Analis Kebijakan KPPOD Herman N. Suparman berpendapat RPP terkait dengan perizinan berusaha di daerah tersebut harus bisa menjamin kemudahan dan kepastian hukum dalam penyelengaraan perizinan berusaha di daerah, mulai dari proses memasukkan dokumen hingga pemohon mendapatkan izin berusaha.
"Yang menjadi tekanan KPPOD, bagaimana proses itu bisa memberikan kepastian dan kemudahan dalam proses pengurusannnya itu," katanya, Senin (30/11/2020).
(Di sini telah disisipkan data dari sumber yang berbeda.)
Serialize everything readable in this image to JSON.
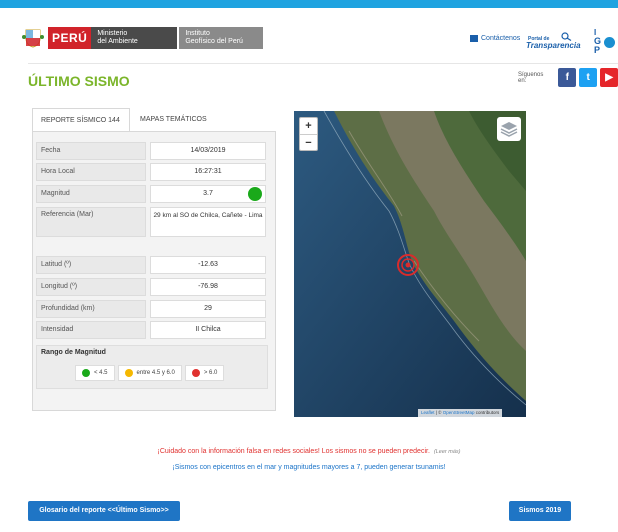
{
  "header": {
    "peru_label": "PERÚ",
    "ministry_line1": "Ministerio",
    "ministry_line2": "del Ambiente",
    "institute_line1": "Instituto",
    "institute_line2": "Geofísico del Perú",
    "contact_label": "Contáctenos",
    "transparency_top": "Portal de",
    "transparency_bottom": "Transparencia",
    "igp_l1": "I",
    "igp_l2": "G",
    "igp_l3": "P"
  },
  "page_title": "ÚLTIMO SISMO",
  "social": {
    "label": "Síguenos en:",
    "facebook": "f",
    "twitter": "t",
    "youtube": "▶"
  },
  "tabs": [
    {
      "label": "REPORTE SÍSMICO  144"
    },
    {
      "label": "MAPAS TEMÁTICOS"
    }
  ],
  "report": {
    "fecha": {
      "label": "Fecha",
      "value": "14/03/2019"
    },
    "hora": {
      "label": "Hora Local",
      "value": "16:27:31"
    },
    "magnitud": {
      "label": "Magnitud",
      "value": "3.7",
      "color": "#1aa91a"
    },
    "referencia": {
      "label": "Referencia (Mar)",
      "value": "29 km al SO de Chilca, Cañete - Lima"
    },
    "latitud": {
      "label": "Latitud (º)",
      "value": "-12.63"
    },
    "longitud": {
      "label": "Longitud (º)",
      "value": "-76.98"
    },
    "profundidad": {
      "label": "Profundidad (km)",
      "value": "29"
    },
    "intensidad": {
      "label": "Intensidad",
      "value": "II Chilca"
    }
  },
  "rango": {
    "title": "Rango de Magnitud",
    "items": [
      {
        "label": "< 4.5",
        "color": "#1aa91a"
      },
      {
        "label": "entre 4.5 y 6.0",
        "color": "#f5b800"
      },
      {
        "label": "> 6.0",
        "color": "#e0312f"
      }
    ]
  },
  "map": {
    "zoom_in": "+",
    "zoom_out": "−",
    "attribution_leaflet": "Leaflet",
    "attribution_sep": " | © ",
    "attribution_osm": "OpenStreetMap",
    "attribution_end": " contributors",
    "epicenter_color": "#d92b2b"
  },
  "notices": {
    "warning": "¡Cuidado con la información falsa en redes sociales! Los sismos no se pueden predecir.",
    "read_more": "(Leer más)",
    "tsunami": "¡Sismos con epicentros en el mar y magnitudes mayores a 7, pueden generar tsunamis!"
  },
  "buttons": {
    "glosario": "Glosario del reporte <<Último Sismo>>",
    "sismos": "Sismos 2019"
  }
}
Herman mengatakan, KPPOD memberikan sejumlah catatan terkait dengan RPP ini, salah satunya terkait dengan penerapan online singe submission risk based approach (OSS RBA).
"Risk based approach, ini yang menjadi roh dari Omnibus Law Cipta Kerja dan regulasi turunannya. Ini yang menjadi titik krusial bagaimana upaya pemerintah dan kita bersama agar proses pengurusan itu pasti dan mudah," katanya.
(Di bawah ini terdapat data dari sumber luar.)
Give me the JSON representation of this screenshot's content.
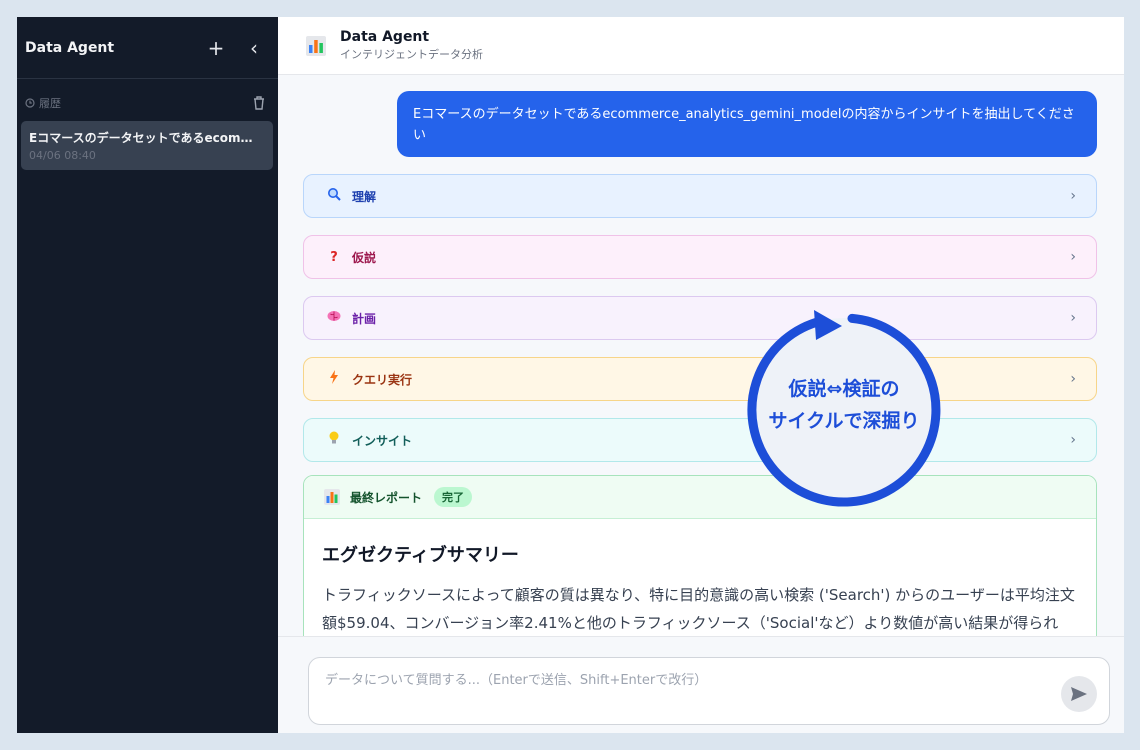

Sejalan dengan itu, KPPOD merekomendasikan pendekatan bottom up dan kolaboratif terkait dengan poin aspek lainnya dalam dua draft terakhir RPP Penyelenggaraan Perizinan Berusaha di Daerah.
Baca Juga
Pasalnya, penentuan tingkat risiko dalam proses perizinan menurutnya harus benar-benar valid mengingat wilayah Indonesia yang sangat beragam.
"Risiko ke masyarakat di Pulau Jawa misalnya berbeda dengan Indonesia Timur atau Barat, atau Tengah, sehingga pendekatan bottom up dan kolaboratif benar-benar harus diperhatikan," jelasnya.
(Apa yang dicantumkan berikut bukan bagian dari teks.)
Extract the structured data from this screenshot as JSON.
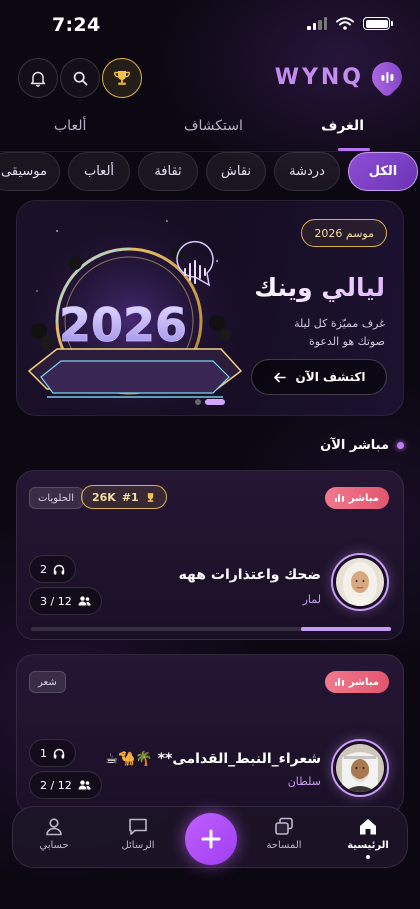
{
  "status_bar": {
    "time": "7:24"
  },
  "header": {
    "logo_text": "WYNQ"
  },
  "main_tabs": [
    {
      "label": "الغرف"
    },
    {
      "label": "استكشاف"
    },
    {
      "label": "ألعاب"
    }
  ],
  "chips": [
    {
      "label": "الكل"
    },
    {
      "label": "دردشة"
    },
    {
      "label": "نقاش"
    },
    {
      "label": "ثقافة"
    },
    {
      "label": "ألعاب"
    },
    {
      "label": "موسيقى"
    }
  ],
  "banner": {
    "season": "موسم 2026",
    "title": "ليالي وينك",
    "subtitle_line1": "غرف مميّزة كل ليلة",
    "subtitle_line2": "صوتك هو الدعوة",
    "cta": "اكتشف الآن",
    "art_text": "2026"
  },
  "live_section": {
    "title": "مباشر الآن"
  },
  "rooms": [
    {
      "live_label": "مباشر",
      "category": "الحلويات",
      "rank": "#1",
      "score": "26K",
      "title": "ضحك واعتذارات ههه",
      "host": "لمار",
      "listeners": "2",
      "seats": "3 / 12",
      "progress": 0.25
    },
    {
      "live_label": "مباشر",
      "category": "شعر",
      "title": "شعراء_النبط_القدامى** 🌴🐪☕",
      "host": "سلطان",
      "listeners": "1",
      "seats": "2 / 12"
    }
  ],
  "bottom_nav": [
    {
      "label": "الرئيسية"
    },
    {
      "label": "المساحة"
    },
    {
      "label": "الرسائل"
    },
    {
      "label": "حسابي"
    }
  ],
  "colors": {
    "accent": "#b774f0",
    "gold": "#d8b24c",
    "live": "#e2556f",
    "background": "#0c0812"
  }
}
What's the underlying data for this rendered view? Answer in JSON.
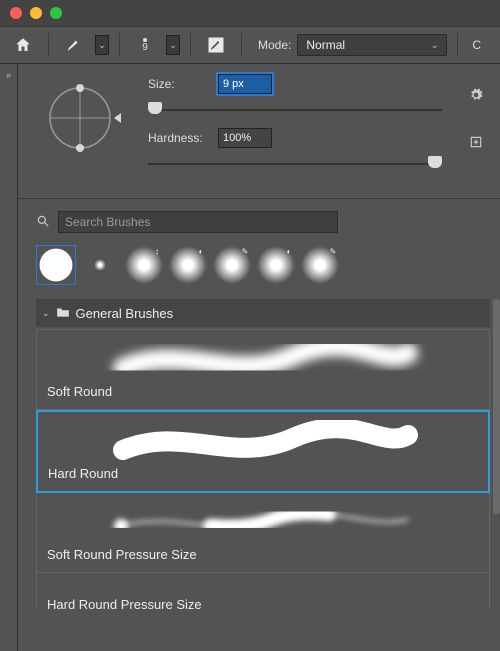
{
  "window": {
    "traffic_colors": [
      "#ff5f57",
      "#febc2e",
      "#28c840"
    ]
  },
  "toolbar": {
    "brush_size_indicator": "9",
    "mode_label": "Mode:",
    "mode_value": "Normal",
    "right_letter": "C"
  },
  "brush_settings": {
    "size_label": "Size:",
    "size_value": "9 px",
    "hardness_label": "Hardness:",
    "hardness_value": "100%"
  },
  "search": {
    "placeholder": "Search Brushes",
    "value": ""
  },
  "folder": {
    "name": "General Brushes"
  },
  "brushes": [
    {
      "name": "Soft Round",
      "selected": false
    },
    {
      "name": "Hard Round",
      "selected": true
    },
    {
      "name": "Soft Round Pressure Size",
      "selected": false
    },
    {
      "name": "Hard Round Pressure Size",
      "selected": false
    }
  ],
  "left_strip_expand": "»"
}
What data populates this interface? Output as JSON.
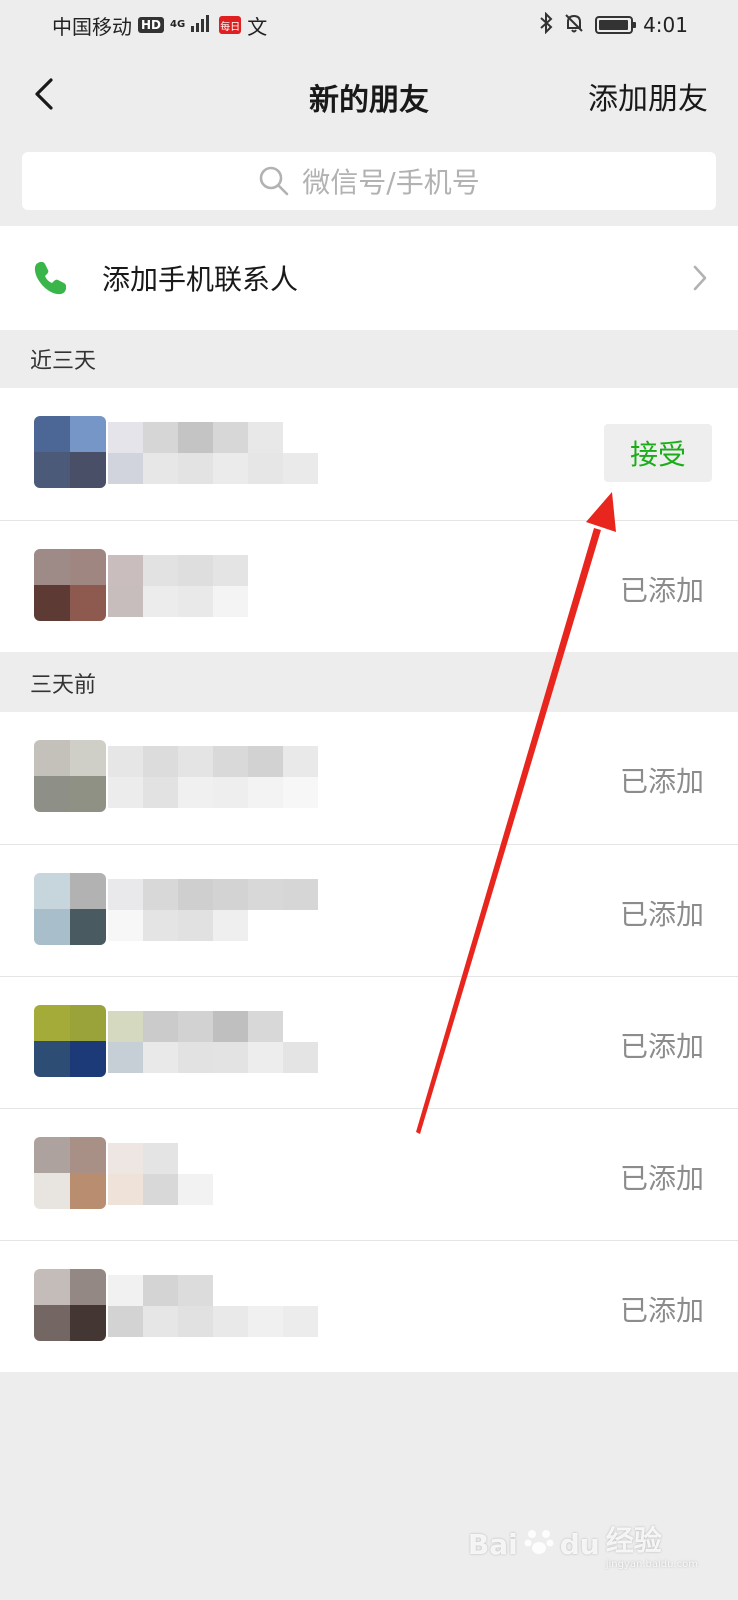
{
  "status_bar": {
    "carrier": "中国移动",
    "hd": "HD",
    "network": "4G",
    "app_badge": "每日",
    "extra_icon": "文",
    "time": "4:01"
  },
  "nav": {
    "back_icon": "chevron-left-icon",
    "title": "新的朋友",
    "action": "添加朋友"
  },
  "search": {
    "placeholder": "微信号/手机号"
  },
  "phone_contacts": {
    "label": "添加手机联系人"
  },
  "sections": [
    {
      "header": "近三天",
      "rows": [
        {
          "status": "接受",
          "type": "accept"
        },
        {
          "status": "已添加",
          "type": "added"
        }
      ]
    },
    {
      "header": "三天前",
      "rows": [
        {
          "status": "已添加",
          "type": "added"
        },
        {
          "status": "已添加",
          "type": "added"
        },
        {
          "status": "已添加",
          "type": "added"
        },
        {
          "status": "已添加",
          "type": "added"
        },
        {
          "status": "已添加",
          "type": "added"
        }
      ]
    }
  ],
  "colors": {
    "accent_green": "#1aad19",
    "annotation_arrow": "#e8261e"
  },
  "watermark": {
    "brand": "Bai",
    "paw": "du",
    "product": "经验",
    "url": "jingyan.baidu.com"
  }
}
Kemudian, KPPOD juga menyoroti kesiapan database dalam proses penentuan risiko. Data menjadi sesuatu yang sangat fundamental untuk menentukan tingkat risiko. "Karena itu, meski diamanatkan dalam RPP lain, dalam RBA perlu menentukan bagaimana kualifikasi dan sistem database dalam penentuan tingkat risiko," katanya.
Selain itu, Herman mengatakan perlu adanya pendekatan dan pelibatan multi-stakeholder, sebagai langkah mitigasi dalam penentuan tingkat risiko. Masyarakat juga perlu dilibatkan dan difasilitasi oleh pemerintah daerah, juga tenaga ahli bersertifikat dalam penentuan risiko.
Hal ini, menurutnya, penting dilakukan agar penentuan tingkat risiko bisa mewakili konteks sosial atau konteks lokal di mana rencana usaha itu akan didirikan.